Innefficient paralellization? Need some help optimizing a simple dot product

I have a very simple code I’d like to optimize, and I’m not sure I am getting the expected results. For the sake of simplicity I am optimizing a loop which computes the dot product. I have implemented two functions, a serial dot product, sdot, and a parallel one, pdot, which attempts to use idiomatic reduction:

function sdot(n, x, y)
    a = 0 # This should be a=0. for type stability
    @inbounds @fastmath @simd for i=1:n
        a += x[i]*y[i]
    end
    a
end
function pdot(n, x, y)
    @fastmath @parallel (+) for i=1:n
        x[i]*y[i]
    end
end

I have timed running these functions 3 times for x and y vectors of size 10000000 (full code here). I also compare them to the built-in dot product. These are my results:

Function @time
sdot 0.878811 seconds (90.00 M allocations: 1.341 GiB, 4.44% gc time)
sdot (type stable) 0.034074 seconds (3 allocations: 48 bytes)
pdot 1.068616 seconds (1.63 k allocations: 139.344 KiB)
dot 0.036030 seconds (3 allocations: 48 bytes)

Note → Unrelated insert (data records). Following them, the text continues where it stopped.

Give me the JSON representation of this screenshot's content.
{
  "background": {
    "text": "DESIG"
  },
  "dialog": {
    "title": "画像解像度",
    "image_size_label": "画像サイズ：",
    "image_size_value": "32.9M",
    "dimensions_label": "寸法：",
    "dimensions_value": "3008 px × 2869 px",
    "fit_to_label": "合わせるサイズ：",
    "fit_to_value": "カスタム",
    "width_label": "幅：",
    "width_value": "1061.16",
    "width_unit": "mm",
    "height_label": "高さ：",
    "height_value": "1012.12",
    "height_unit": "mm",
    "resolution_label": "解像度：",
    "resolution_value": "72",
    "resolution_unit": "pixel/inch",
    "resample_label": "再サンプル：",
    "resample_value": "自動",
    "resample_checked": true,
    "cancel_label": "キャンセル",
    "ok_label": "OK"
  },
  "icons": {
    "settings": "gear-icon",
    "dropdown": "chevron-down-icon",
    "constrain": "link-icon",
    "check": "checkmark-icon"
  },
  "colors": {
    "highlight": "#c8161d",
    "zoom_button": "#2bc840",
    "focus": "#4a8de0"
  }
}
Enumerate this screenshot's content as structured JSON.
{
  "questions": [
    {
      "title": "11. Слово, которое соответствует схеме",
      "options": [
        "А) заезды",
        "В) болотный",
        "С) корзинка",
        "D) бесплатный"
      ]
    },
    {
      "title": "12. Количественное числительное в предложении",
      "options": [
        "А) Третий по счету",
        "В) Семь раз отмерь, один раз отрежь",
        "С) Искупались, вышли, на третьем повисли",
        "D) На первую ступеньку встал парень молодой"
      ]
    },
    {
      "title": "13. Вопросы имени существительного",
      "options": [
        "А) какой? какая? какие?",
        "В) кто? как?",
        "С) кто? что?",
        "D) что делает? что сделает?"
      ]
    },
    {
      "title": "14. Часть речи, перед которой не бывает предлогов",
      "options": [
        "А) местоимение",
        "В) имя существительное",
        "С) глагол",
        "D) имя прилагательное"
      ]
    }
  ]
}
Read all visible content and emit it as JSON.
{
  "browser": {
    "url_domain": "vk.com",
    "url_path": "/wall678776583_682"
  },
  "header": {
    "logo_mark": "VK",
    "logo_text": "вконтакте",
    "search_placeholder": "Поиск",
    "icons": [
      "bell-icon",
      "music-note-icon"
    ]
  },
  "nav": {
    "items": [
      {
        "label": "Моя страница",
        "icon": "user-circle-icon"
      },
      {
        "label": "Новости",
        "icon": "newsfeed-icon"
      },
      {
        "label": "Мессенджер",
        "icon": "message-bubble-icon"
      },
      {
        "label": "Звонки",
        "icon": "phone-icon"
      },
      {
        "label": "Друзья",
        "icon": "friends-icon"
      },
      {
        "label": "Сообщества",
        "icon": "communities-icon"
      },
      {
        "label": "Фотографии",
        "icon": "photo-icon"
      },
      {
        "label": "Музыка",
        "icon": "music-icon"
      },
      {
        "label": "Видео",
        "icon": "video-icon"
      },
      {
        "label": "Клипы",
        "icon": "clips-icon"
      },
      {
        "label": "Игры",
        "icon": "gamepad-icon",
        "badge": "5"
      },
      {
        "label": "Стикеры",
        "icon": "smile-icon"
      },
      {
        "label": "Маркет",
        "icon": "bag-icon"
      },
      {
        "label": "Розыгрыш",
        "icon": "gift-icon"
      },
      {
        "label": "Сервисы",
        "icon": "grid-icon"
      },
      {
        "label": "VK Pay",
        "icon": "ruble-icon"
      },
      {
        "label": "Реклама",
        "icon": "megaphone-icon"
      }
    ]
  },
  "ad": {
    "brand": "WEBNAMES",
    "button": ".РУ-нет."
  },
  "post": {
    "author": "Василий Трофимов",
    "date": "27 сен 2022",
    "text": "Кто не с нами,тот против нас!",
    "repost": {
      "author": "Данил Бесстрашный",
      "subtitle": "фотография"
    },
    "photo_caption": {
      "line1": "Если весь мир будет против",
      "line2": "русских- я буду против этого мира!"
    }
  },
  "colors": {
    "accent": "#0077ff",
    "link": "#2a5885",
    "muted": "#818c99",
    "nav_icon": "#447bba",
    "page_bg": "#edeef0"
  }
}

dot is clearly the fastest, which is alright given that it relies on ddot from BLAS. What puzzles me is that my parallel implementation is always slower that my serial implementation. I understand that there is some overhead in @parallel, but I wouldn’t imagine it would be so high. I have changed the values of n through several different orders of magnitude, but pdot always loses. Interestingly, I have coded similar versions in Fortran, and the OMP REDUCE version is always fastest. Those codes can be found here.

A gist to reproduce my results can be found here. Any help is appreciated!

EDIT: I have added a type-stable sdot as per comments

1 Like

For sdot, read the performance tips in the manual, especially the one about type stability. The way you initialize a is not good.

1 Like

It’s not clear that you started julia with any workers, in which case @parallel is just adding overhead.

The performance tip for sdot is critically important. I changed 0 to 0. in your gist and now sdot and dot have identical performance. What’s happening here is you are changing an Int to a Float64, so it’s not type stable.

Thanks @aaowens and @kristoffer.carlsson. Indeed by changing a=0 to a=0., I get the roughly the same performance in sdot as dot (if slightly faster).

Just to clarify, @Michael_Eastwood, I am running this script with julia -p 4 bench_dot.jl, so that should not be an issue. If I got roughly the same speed, I could work with that, but over 30x slower seems excessive.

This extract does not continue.